It is downright criminal that we haven’t had a film from director Peter Weir in eleven years. Coming not exactly on the heels of the, ahem, masterful Master and Commander: The Far Side of the World (2003), 2010’s The Way Back was met with critical acclaim but little box office success and, as of the time of writing, is Weir’s last feature film. Since then? Nothing.
That’s genuinely upsetting for fans of Australian cinema, given that the Sydney-born 76-year-old is without a doubt the finest filmmaker this country has produced. That’s an assertion that might prompt the beginning of a pushback, until you realise that even if he had only made, say, Picnic at Hanging Rock (1975) and Gallipoli (1981), he’d have a fair claim on the title. Consider his entire body of work, including the satirical The Cars That Ate Paris (1974), ecological horror The Last Wave (1977), and his Hollywood years that produced Witness (1985), Dead Poets Society (1989), The Truman Show (1998), and more, and it’s unarguable. His Australian New Wave contemporaries are no slouches, either, but we know who wears the crown.

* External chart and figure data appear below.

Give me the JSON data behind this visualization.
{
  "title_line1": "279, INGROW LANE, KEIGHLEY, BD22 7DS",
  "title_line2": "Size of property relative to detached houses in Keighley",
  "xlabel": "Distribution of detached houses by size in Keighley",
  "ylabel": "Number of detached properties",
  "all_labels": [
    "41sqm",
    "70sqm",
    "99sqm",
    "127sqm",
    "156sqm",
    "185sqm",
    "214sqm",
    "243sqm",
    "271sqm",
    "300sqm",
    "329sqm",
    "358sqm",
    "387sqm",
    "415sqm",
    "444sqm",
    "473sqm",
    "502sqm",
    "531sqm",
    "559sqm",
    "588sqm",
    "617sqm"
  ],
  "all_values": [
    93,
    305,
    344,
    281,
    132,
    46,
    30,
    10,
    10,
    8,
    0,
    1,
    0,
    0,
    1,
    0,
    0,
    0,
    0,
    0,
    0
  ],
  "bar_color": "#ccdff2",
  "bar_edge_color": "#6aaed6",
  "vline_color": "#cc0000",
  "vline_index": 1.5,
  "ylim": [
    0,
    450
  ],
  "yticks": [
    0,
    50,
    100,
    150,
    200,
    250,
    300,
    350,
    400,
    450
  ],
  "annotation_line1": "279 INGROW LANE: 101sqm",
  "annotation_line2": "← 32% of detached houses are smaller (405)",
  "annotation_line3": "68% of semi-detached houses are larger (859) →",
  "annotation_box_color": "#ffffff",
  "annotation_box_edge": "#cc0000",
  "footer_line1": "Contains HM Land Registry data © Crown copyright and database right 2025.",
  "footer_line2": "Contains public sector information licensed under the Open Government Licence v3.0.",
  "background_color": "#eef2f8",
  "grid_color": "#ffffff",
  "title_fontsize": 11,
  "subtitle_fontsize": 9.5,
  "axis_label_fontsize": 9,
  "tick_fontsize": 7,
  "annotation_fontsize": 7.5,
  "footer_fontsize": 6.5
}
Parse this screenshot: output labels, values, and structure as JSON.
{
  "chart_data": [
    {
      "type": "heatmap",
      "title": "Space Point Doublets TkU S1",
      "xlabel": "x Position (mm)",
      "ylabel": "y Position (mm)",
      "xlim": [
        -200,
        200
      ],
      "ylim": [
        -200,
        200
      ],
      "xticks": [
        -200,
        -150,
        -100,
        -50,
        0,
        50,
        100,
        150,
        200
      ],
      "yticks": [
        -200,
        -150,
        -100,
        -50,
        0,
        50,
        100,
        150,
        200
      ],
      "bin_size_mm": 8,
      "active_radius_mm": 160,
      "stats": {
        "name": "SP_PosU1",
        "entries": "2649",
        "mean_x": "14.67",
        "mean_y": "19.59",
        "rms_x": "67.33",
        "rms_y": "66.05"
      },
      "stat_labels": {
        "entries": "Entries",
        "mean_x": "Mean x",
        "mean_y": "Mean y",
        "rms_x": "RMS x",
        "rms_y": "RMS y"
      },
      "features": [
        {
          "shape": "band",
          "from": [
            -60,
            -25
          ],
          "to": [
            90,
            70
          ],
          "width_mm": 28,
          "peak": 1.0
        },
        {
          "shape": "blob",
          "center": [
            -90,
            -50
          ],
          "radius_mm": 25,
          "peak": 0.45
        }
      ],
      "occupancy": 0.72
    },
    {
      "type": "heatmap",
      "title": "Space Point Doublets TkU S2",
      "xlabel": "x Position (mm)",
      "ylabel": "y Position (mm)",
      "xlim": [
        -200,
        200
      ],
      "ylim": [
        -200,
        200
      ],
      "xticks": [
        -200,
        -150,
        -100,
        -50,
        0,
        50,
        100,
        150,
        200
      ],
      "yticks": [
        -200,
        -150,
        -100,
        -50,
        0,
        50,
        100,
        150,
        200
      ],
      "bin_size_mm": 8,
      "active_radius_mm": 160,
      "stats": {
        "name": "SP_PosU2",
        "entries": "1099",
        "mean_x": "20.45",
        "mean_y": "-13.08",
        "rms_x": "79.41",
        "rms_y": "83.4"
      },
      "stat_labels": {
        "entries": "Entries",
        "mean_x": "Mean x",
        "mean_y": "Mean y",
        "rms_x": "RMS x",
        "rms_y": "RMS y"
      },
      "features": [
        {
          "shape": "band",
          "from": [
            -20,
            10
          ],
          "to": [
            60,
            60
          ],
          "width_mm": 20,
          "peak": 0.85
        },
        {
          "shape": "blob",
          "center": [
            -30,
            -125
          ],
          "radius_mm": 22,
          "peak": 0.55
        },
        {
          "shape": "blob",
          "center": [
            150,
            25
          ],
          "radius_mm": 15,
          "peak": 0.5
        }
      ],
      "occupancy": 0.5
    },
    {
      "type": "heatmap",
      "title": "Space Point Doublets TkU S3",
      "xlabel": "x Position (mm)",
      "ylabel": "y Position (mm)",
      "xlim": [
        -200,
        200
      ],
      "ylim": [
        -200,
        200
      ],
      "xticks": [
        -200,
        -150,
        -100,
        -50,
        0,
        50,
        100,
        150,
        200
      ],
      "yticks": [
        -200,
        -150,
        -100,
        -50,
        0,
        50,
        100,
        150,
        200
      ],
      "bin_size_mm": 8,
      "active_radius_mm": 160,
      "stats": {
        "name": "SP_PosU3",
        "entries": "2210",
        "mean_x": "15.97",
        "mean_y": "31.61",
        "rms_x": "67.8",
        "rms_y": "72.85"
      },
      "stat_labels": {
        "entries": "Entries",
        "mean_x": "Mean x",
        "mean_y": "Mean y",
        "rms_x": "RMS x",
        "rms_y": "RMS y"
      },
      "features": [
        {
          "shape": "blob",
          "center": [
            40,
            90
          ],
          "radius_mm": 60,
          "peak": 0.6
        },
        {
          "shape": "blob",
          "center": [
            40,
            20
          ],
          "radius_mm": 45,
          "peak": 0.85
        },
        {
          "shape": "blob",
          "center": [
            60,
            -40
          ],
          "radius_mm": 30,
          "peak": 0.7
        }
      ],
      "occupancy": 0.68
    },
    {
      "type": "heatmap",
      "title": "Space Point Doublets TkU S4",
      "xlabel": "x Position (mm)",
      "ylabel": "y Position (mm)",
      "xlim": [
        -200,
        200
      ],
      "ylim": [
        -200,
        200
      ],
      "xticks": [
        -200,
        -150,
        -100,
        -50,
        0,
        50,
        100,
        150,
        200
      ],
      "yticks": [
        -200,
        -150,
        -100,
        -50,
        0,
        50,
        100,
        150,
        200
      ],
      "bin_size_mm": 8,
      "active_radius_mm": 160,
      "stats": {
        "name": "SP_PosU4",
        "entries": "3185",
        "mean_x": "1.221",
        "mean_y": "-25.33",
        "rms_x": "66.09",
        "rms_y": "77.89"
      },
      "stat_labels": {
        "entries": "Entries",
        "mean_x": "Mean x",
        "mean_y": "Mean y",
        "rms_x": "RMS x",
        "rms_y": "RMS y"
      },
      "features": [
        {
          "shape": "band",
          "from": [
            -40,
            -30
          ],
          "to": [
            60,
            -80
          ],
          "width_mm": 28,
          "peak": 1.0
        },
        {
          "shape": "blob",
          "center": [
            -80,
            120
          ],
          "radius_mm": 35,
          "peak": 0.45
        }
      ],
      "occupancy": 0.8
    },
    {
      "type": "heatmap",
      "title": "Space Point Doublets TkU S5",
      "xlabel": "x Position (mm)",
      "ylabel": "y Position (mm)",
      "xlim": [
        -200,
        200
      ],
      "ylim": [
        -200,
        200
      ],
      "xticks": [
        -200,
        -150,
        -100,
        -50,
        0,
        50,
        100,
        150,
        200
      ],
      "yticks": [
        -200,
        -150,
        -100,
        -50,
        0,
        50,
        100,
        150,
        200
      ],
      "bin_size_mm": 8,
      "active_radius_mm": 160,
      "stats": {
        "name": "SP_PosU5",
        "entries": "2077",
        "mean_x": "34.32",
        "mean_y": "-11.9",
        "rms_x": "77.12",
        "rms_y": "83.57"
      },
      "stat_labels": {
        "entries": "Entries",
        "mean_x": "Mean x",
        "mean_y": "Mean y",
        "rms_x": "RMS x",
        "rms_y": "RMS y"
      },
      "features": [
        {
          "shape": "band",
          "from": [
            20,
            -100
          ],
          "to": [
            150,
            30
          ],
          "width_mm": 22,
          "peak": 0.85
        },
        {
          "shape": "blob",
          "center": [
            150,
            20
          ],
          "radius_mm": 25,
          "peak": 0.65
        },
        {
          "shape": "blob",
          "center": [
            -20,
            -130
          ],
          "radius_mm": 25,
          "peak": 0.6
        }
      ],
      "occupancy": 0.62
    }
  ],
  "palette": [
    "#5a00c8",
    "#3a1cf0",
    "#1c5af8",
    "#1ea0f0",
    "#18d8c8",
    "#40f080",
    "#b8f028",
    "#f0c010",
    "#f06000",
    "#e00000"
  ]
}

Like all auteurs, Weir has favoured themes he revisits in his work, and chief among them is the idea of communities and how they function, or sometimes fail to. From the predatory towns of The Cars That Ate Paris and The Truman Show, the rigidly hierarchical schools of Hanging Rock and the Dead Poets, the military organisations of Gallipoli and Master and Commander, and the self-isolated communities of Witness and The Mosquito Coast (1987), the common thread is the notion of people simply trying to live together, often by codes that are either forced upon them, or that they have chosen but that are alien to mainstream society.
In The Way Back, it’s definitely the former. Based on the book by Sławomir Rawicz, The Way Back is tells the true (allegedly – there has been some controversy) story of a mixed group of prisoners who escaped a Siberian gulag during World War II and walked over 4000 miles to freedom in northern India, crossing the Gobi Desert and the Himalayas on the way.